Pourquoi la Grèce, et d'autres pays, appellent-ils à l'aide ? Parce que leur économie s'écroule. Ce n'est pas le FMI qui impose l'austérité, ce n'est pas l'Europe qui impose la rigueur, à la Grèce notamment. La Grèce ne peut plus payer ses retraités, ni ses fonctionnaires, non pas à cause de l'Europe, mais parce que son économie s'écroule. Et l'Europe ne vient pas imposer plus d'austérité à la Grèce, mais, au contraire, apporte des fonds pour soulager ce pays, et lui permettre de payer en partie les retraites et les fonctionnaires. L'Europe atténue les souffrances des Grecs. Accuser l'Europe d'imposer l'austérité, c'est comme accuser les pompiers des dégâts du feu qu'ils viennent éteindre.

Concernant la Grèce, comme le montre Guillaume Nicoulaud sur Contrepoints, ce sont 107 milliards d'euros de dettes grecs qui ont été effacés en 2012, tandis que depuis 231,2 milliards lui ont été versés, dont plus de 200 milliards par l'Europe et le FMI (plus de 180 milliards en ce qui concerne l'Europe).

Ces chiffres établissent plusieurs choses.
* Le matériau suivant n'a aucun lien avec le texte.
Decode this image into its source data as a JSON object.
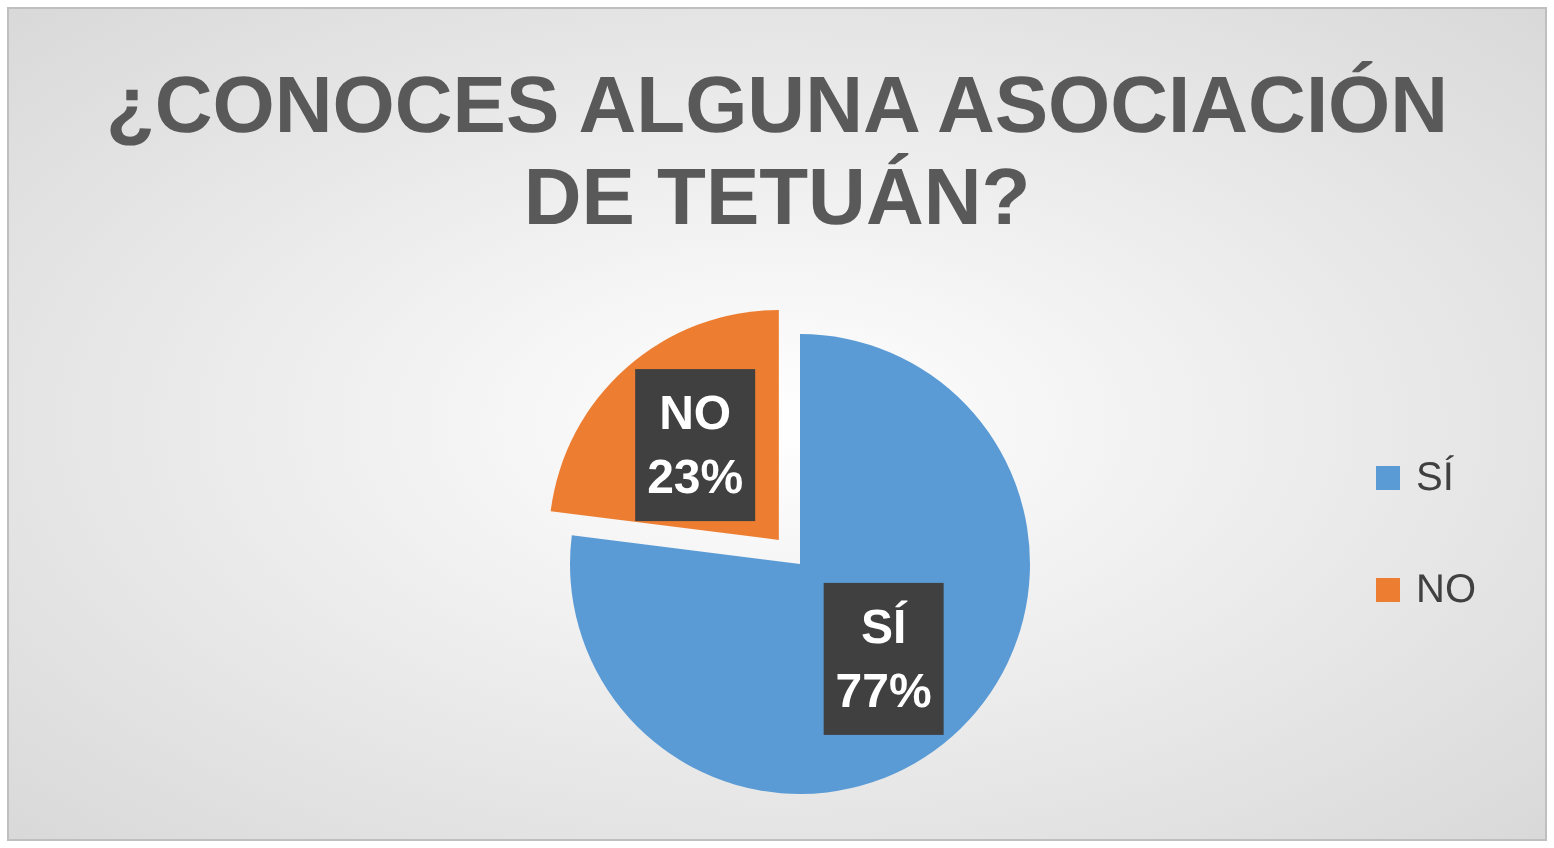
{
  "chart_data": {
    "type": "pie",
    "title": "¿CONOCES ALGUNA ASOCIACIÓN DE TETUÁN?",
    "categories": [
      "SÍ",
      "NO"
    ],
    "values": [
      77,
      23
    ],
    "colors": [
      "#5b9bd5",
      "#ed7d31"
    ],
    "value_labels": [
      "77%",
      "23%"
    ],
    "legend": "right"
  }
}
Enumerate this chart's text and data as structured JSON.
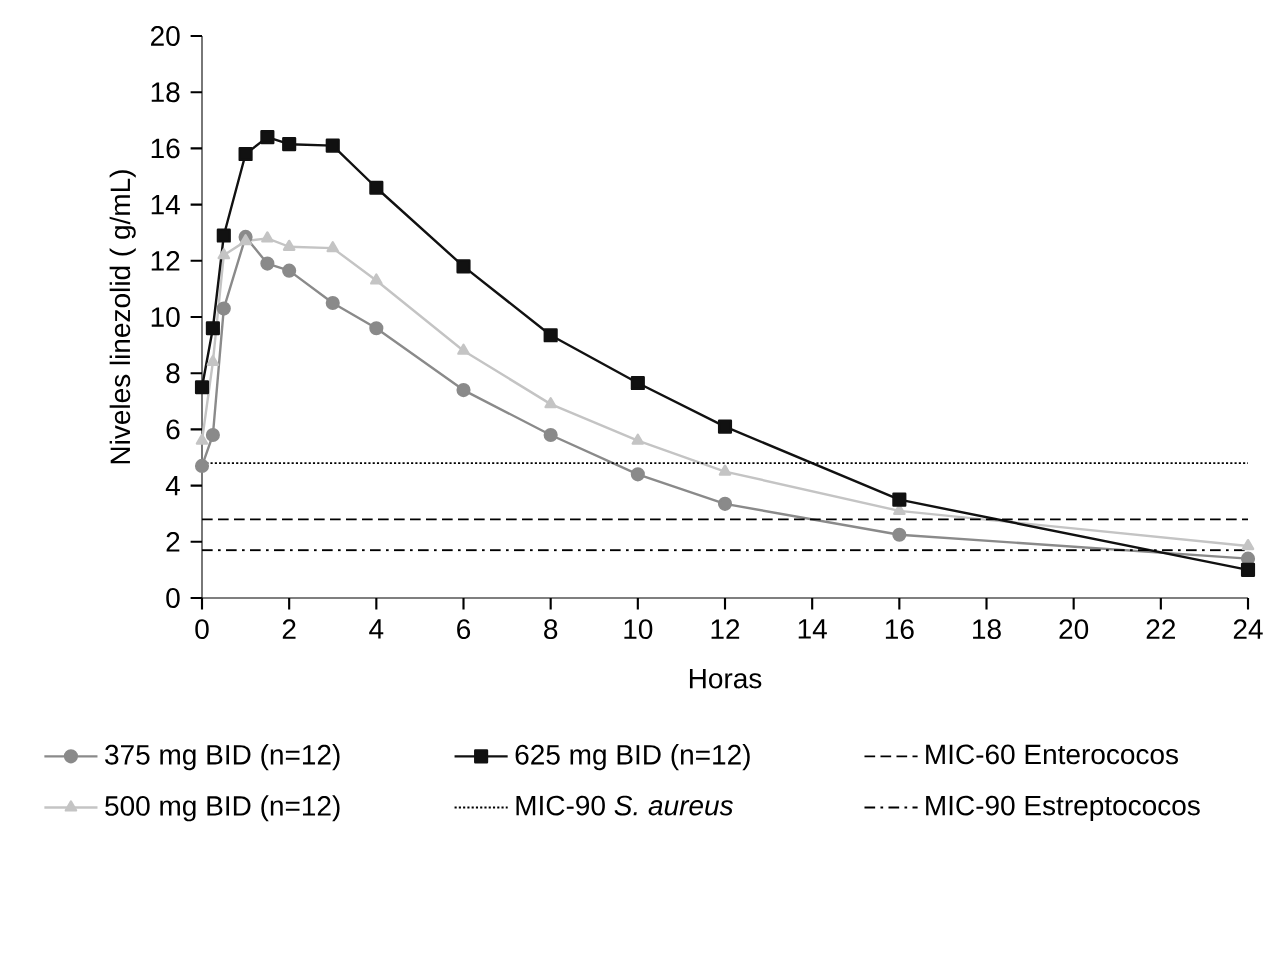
{
  "chart_data": {
    "type": "line",
    "xlabel": "Horas",
    "ylabel": "Niveles linezolid ( g/mL)",
    "xlim": [
      0,
      24
    ],
    "xticks": [
      0,
      2,
      4,
      6,
      8,
      10,
      12,
      14,
      16,
      18,
      20,
      22,
      24
    ],
    "ylim": [
      0,
      20
    ],
    "yticks": [
      0,
      2,
      4,
      6,
      8,
      10,
      12,
      14,
      16,
      18,
      20
    ],
    "legend": "bottom",
    "grid": false,
    "series": [
      {
        "name": "375 mg BID (n=12)",
        "color": "#8a8a8a",
        "marker": "circle",
        "x": [
          0,
          0.25,
          0.5,
          1,
          1.5,
          2,
          3,
          4,
          6,
          8,
          10,
          12,
          16,
          24
        ],
        "values": [
          4.7,
          5.8,
          10.3,
          12.85,
          11.9,
          11.65,
          10.5,
          9.6,
          7.4,
          5.8,
          4.4,
          3.35,
          2.25,
          1.4
        ]
      },
      {
        "name": "500 mg BID (n=12)",
        "color": "#c4c4c4",
        "marker": "triangle",
        "x": [
          0,
          0.25,
          0.5,
          1,
          1.5,
          2,
          3,
          4,
          6,
          8,
          10,
          12,
          16,
          24
        ],
        "values": [
          5.6,
          8.4,
          12.2,
          12.7,
          12.8,
          12.5,
          12.45,
          11.3,
          8.8,
          6.9,
          5.6,
          4.5,
          3.1,
          1.85
        ]
      },
      {
        "name": "625 mg BID (n=12)",
        "color": "#111111",
        "marker": "square",
        "x": [
          0,
          0.25,
          0.5,
          1,
          1.5,
          2,
          3,
          4,
          6,
          8,
          10,
          12,
          16,
          24
        ],
        "values": [
          7.5,
          9.6,
          12.9,
          15.8,
          16.4,
          16.15,
          16.1,
          14.6,
          11.8,
          9.35,
          7.65,
          6.1,
          3.5,
          1.0
        ]
      }
    ],
    "ref_lines": [
      {
        "axis": "y",
        "value": 4.8,
        "label": "MIC-90 *S. aureus*",
        "color": "#000000",
        "line_style": "dotted"
      },
      {
        "axis": "y",
        "value": 2.8,
        "label": "MIC-60 Enterococos",
        "color": "#000000",
        "line_style": "dashed"
      },
      {
        "axis": "y",
        "value": 1.7,
        "label": "MIC-90 Estreptococos",
        "color": "#000000",
        "line_style": "dashdot"
      }
    ]
  }
}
D'abord, accuser l'Allemagne de manquer d'indulgence en refusant d'effacer une partie de la dette grecque, comme on aurait effacé une partie de sa dette, est sans fondement. L'Allemagne a, au sein de l'Union Européenne, participé à l'effacement d'une grande partie de la dette grecque. On s'étonne que les médias qui rapportent les propos de Piketty ne le rappellent pas.

D'autre part, ces chiffres montrent que l'Europe a injecté des milliards dans l'économie grecque. Exactement comme le lui demande les keynésiens, et tout ceux qui la fustigent en la rendant responsable des malheurs des grecs. Or, les Grecs souffrent malgré les milliards déversés par l'Europe. On s'étonne que les médias ne le soulignent pas.

Ensuite, ces milliards déversés sur la Grèce n'ont pas entraîné cette fameuse relance keynésienne, qu'ils auraient dû provoquer selon la théorie keynésienne, et d'éminents économistes tel Paul Krugman. Ce qui montre l'ineptie de cette théorie. D'ailleurs, d'où viennent les problèmes de la Grèce ? De la politique de dépense publique et de déficit budgétaire menée par ses dirigeants. Si la dépense publique apportait la croissance, la Grèce serait un des pays les plus prospère de la Terre. On s'étonne que les médias ne le rappellent pas.

Faut-il néanmoins financer les fonctionnaires grecs, les retraités grecs, toute l'économie grecque, par solidarité ? La première question est de savoir si on en a les moyens, sachant que c'est de l'argent perdu, qui n'entraînera aucune relance keynésienne. La deuxième question est de savoir s'il est juste que la Grèce vive aux crochets de l'Europe, dont de nombreux habitants ont consenti des sacrifices pour relancer l'économie. Enfin, ce serait un chèque en blanc donné à des politiciens qui utiliserait cet argent pour asseoir leur pouvoir sur les gens. Serait-ce juste ? Serait-ce éthique ?

Les politiciens ont l'habitude de rejeter la responsabilité des difficultés de leur pays sur d'autres. Le FMI, l'Union Européenne, les marchés financiers, cet ennemi sans visage qu'est la finance. C'est ce que fait la Grèce. C'est ce que fait la France. C'est ce que font tous ceux qui veulent s'attirer la sympathie des gens confrontés aux difficultés économiques. Mais, dans des économies qui n'ont jamais été aussi dirigistes, ce sont les politiques internes qui sont responsables des difficultés. L'aide extérieure peut les atténuer, mais pas les résoudre. Tout dépend de chacun des pays. De la Grèce. De la France aussi.